The Senate Intelligence Committee Found Itself Shaken With One Phone Call

Staff and members scrambled Monday to salvage the panel’s investigation after its chairman said he'd tried to steer reporters away from stories on Russia and Trump, at the White House’s request.

WASHINGTON — Senate Intelligence Committee chair Richard Burr’s White House–sanctioned efforts to steer reporters away from stories about the Trump campaign’s alleged connections with Russia have pulled his committee’s already-delicate investigation on the subject onto even more tenuous footing.

The Washington Post reported last Friday that the White House had recruited Burr to help strike down reporting on the Trump campaign’s alleged ties to Russia. Burr told the Post he had those conversations at the behest of the White House, drawing near immediate accusations that Burr was no longer suited to lead the Intelligence Committee’s investigation. It was a moment that echoed Bill Clinton’s tarmac encounter with Attorney General Loretta Lynch last year — a meeting that forced her to recuse herself from the inquiry into Hillary Clinton’s emails and that some Democrats think allowed that FBI investigation to spiral out of political control.

By Monday afternoon, all of the major parties involved in the debate in Congress — House Intelligence Committee Democrats, House Intelligence Committee Republicans, and Senate Intelligence Committee Democrats — had spoken publicly about the matter. Absent from the public discourse was Burr, one of the incident’s most consequential parties, sitting at the helm of the Senate probe into Moscow’s election meddling.

Asked by BuzzFeed News to speak publicly about the phone call and why he participated, Burr declined.

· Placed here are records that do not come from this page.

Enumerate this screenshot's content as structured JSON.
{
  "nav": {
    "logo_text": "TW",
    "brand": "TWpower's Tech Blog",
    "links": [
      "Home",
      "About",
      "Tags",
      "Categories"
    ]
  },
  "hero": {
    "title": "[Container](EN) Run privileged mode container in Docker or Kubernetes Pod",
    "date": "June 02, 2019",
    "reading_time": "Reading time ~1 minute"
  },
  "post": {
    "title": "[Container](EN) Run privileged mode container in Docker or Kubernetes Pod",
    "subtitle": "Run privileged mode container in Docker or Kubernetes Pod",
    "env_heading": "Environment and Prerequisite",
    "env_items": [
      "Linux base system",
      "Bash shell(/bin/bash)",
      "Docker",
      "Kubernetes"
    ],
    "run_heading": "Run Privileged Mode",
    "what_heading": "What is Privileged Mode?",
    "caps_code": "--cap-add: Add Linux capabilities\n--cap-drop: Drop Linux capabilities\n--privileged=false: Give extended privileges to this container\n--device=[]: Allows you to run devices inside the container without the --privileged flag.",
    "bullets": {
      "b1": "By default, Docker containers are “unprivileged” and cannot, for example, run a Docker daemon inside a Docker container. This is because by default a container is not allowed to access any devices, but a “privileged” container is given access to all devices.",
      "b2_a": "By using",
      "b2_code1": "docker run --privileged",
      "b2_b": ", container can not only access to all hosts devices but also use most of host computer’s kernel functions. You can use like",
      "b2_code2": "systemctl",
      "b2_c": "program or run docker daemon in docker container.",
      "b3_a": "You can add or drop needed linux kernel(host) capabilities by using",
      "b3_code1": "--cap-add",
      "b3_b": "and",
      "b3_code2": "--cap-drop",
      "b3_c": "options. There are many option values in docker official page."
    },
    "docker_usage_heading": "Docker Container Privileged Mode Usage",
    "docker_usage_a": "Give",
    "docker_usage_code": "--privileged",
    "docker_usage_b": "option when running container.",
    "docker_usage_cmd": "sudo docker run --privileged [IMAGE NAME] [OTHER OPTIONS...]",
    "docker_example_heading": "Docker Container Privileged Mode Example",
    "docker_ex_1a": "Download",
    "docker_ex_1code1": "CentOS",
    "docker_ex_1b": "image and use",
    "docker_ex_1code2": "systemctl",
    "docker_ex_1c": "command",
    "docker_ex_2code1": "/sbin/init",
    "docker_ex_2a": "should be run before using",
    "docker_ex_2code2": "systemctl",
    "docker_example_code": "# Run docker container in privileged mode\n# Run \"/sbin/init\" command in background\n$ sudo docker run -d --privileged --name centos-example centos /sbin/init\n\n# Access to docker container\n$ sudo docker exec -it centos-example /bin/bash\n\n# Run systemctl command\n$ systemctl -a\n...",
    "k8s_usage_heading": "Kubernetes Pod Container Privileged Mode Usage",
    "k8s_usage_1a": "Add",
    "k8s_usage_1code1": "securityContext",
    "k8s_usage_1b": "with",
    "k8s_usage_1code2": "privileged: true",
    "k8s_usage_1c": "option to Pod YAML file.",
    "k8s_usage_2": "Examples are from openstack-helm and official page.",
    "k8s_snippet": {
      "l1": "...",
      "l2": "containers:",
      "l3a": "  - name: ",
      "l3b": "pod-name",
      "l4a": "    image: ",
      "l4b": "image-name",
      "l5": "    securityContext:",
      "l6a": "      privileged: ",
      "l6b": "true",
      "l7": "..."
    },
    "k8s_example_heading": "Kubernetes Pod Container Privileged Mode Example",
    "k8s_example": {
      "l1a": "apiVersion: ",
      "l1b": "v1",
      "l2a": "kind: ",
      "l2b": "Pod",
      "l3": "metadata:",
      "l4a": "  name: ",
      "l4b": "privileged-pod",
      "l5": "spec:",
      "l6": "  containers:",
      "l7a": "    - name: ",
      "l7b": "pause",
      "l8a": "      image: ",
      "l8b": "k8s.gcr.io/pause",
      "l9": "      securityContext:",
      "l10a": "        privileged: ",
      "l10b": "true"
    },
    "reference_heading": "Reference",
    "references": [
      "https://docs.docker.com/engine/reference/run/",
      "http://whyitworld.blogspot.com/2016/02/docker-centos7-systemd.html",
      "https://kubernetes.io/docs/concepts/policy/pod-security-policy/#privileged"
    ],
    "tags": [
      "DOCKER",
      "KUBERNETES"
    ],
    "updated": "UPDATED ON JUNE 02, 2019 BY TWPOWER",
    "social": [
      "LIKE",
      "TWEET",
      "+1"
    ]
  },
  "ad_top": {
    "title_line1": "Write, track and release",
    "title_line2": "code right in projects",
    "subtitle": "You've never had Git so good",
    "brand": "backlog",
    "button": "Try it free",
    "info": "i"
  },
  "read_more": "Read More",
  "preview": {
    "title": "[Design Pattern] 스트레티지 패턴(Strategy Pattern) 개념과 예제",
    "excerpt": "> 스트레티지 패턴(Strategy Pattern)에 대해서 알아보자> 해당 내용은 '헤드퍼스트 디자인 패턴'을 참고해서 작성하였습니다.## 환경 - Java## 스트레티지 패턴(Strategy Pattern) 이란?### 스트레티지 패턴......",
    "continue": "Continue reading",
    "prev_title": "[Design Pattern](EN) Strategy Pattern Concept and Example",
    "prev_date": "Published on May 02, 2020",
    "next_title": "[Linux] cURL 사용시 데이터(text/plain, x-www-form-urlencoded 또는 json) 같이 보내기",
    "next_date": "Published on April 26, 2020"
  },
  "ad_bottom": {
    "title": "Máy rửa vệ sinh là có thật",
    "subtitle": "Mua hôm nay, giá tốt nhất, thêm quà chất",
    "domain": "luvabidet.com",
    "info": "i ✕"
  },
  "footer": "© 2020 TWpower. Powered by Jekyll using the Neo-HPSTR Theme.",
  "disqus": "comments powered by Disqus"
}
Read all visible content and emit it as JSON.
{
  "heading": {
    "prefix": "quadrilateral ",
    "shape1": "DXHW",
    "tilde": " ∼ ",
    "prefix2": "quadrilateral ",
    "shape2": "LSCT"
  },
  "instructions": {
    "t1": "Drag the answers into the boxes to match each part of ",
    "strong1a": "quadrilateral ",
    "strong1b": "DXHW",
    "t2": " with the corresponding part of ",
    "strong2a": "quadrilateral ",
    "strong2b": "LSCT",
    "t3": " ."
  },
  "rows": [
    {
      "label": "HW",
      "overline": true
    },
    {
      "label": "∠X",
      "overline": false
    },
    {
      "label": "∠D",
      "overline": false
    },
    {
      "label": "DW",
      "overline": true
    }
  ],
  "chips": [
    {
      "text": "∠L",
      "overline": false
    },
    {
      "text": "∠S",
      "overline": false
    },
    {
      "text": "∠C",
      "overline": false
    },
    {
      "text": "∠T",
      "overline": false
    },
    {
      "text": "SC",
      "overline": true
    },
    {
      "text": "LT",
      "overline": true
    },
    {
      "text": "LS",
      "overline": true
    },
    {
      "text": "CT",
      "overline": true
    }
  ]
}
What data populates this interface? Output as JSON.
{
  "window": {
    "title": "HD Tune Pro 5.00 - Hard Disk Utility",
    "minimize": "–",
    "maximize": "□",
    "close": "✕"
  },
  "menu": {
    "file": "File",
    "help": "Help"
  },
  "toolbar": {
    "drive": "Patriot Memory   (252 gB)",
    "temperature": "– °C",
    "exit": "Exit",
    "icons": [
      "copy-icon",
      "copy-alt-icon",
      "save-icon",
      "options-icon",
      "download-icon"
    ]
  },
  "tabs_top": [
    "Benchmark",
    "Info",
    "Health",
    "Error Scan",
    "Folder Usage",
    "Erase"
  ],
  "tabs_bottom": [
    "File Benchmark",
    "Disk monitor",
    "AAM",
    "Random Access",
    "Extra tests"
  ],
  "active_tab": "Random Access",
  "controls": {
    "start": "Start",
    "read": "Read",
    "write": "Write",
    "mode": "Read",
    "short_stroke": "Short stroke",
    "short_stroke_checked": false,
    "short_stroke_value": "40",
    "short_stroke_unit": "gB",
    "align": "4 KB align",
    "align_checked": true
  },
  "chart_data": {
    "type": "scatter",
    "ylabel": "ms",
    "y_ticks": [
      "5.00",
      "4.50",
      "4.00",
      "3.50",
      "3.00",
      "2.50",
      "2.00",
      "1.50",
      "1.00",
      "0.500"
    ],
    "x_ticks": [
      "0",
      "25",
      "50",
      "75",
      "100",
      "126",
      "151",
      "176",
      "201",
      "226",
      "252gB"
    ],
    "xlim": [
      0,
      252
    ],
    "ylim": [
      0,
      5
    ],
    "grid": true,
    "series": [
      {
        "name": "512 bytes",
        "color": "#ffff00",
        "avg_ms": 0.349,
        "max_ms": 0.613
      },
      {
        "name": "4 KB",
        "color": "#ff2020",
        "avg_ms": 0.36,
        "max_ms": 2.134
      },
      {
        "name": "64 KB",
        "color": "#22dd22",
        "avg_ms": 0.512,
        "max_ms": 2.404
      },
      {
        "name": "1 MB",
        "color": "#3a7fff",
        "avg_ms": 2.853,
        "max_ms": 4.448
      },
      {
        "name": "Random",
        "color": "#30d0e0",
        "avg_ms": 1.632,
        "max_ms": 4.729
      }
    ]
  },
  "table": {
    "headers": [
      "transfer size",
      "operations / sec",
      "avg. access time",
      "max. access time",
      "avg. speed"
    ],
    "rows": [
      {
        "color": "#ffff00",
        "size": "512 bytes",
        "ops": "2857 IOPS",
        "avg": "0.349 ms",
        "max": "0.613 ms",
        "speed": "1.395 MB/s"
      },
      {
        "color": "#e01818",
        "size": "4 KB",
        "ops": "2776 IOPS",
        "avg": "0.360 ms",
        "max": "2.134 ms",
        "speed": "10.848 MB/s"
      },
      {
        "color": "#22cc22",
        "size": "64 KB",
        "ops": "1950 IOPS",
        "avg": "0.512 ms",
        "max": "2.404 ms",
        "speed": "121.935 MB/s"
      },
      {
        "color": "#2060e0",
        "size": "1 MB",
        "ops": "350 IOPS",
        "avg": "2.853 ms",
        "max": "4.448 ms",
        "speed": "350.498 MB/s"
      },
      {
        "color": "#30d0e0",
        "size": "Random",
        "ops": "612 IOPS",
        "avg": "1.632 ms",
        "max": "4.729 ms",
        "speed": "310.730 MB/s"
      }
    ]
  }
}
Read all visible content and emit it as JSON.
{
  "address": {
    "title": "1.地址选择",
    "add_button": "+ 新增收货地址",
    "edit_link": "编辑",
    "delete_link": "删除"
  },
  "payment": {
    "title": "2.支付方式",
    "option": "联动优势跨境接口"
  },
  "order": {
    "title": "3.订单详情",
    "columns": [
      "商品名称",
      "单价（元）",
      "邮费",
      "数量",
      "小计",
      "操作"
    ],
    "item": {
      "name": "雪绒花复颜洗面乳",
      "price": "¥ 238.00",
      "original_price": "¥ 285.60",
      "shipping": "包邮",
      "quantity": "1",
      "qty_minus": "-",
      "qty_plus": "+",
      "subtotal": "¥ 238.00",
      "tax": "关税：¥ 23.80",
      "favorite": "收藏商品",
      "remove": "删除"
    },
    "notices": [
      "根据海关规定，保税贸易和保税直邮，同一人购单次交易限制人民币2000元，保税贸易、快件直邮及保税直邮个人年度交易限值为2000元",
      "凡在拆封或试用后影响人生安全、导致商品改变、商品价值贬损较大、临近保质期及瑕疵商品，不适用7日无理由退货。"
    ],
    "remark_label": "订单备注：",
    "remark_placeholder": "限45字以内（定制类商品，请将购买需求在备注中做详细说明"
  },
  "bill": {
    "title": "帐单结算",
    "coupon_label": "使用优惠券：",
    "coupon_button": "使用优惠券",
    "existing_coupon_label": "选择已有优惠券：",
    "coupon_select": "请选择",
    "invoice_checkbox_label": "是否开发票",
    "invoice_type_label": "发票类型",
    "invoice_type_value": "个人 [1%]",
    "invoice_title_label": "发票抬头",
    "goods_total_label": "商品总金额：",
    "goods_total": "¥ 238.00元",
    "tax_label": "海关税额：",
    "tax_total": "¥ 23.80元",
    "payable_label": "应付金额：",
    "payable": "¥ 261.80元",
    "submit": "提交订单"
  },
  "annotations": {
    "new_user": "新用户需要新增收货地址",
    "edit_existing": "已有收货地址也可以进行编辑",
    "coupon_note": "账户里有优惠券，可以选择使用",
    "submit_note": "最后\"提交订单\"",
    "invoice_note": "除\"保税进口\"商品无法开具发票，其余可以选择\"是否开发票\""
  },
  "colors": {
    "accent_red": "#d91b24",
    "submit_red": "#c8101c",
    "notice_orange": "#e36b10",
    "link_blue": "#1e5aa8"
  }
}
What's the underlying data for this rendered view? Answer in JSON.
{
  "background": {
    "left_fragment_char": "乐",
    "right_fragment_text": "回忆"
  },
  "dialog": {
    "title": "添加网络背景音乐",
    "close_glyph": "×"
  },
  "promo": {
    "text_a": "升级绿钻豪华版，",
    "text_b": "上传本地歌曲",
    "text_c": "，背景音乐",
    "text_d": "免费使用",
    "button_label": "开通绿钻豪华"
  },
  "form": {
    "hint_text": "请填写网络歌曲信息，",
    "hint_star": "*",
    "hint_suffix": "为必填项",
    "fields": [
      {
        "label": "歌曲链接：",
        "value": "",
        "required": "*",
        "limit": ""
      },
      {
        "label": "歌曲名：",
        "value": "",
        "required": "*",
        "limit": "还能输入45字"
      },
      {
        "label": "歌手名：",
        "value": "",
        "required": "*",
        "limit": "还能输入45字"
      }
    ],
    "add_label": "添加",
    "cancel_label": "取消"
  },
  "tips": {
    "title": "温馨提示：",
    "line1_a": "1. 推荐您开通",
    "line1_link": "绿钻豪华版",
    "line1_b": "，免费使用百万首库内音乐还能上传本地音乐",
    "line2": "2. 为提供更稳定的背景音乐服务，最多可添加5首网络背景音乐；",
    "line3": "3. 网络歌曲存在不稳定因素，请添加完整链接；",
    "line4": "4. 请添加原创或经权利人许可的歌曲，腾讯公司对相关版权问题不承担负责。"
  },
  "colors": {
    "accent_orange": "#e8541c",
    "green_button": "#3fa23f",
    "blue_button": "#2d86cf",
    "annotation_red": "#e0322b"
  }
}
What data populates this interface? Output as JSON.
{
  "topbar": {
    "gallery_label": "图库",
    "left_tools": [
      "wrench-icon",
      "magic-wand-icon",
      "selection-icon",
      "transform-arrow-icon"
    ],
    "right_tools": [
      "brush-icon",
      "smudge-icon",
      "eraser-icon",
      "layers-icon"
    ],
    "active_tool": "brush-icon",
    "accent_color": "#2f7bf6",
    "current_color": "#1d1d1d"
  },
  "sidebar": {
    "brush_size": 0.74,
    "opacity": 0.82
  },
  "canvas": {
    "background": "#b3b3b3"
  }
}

On Monday, committee staff and members scrambled to somehow save the credibility of the sweeping investigation, though none seemed sure on how, exactly, to do so. Though committee vice chair Mark Warner’s office declined on Monday morning to say whether he had spoken with Burr about the phone call, by Monday afternoon, it did not appear that the two had been in touch since Warner’s initial statement was issued this weekend.

“I have called Director Pompeo and Chairman Burr to express my grave concerns about what this means for the independence of this investigation and a bipartisan commitment to follow the facts, and to reinforce that I will not accept any process that is undermined by political interference,” Warner said at the time.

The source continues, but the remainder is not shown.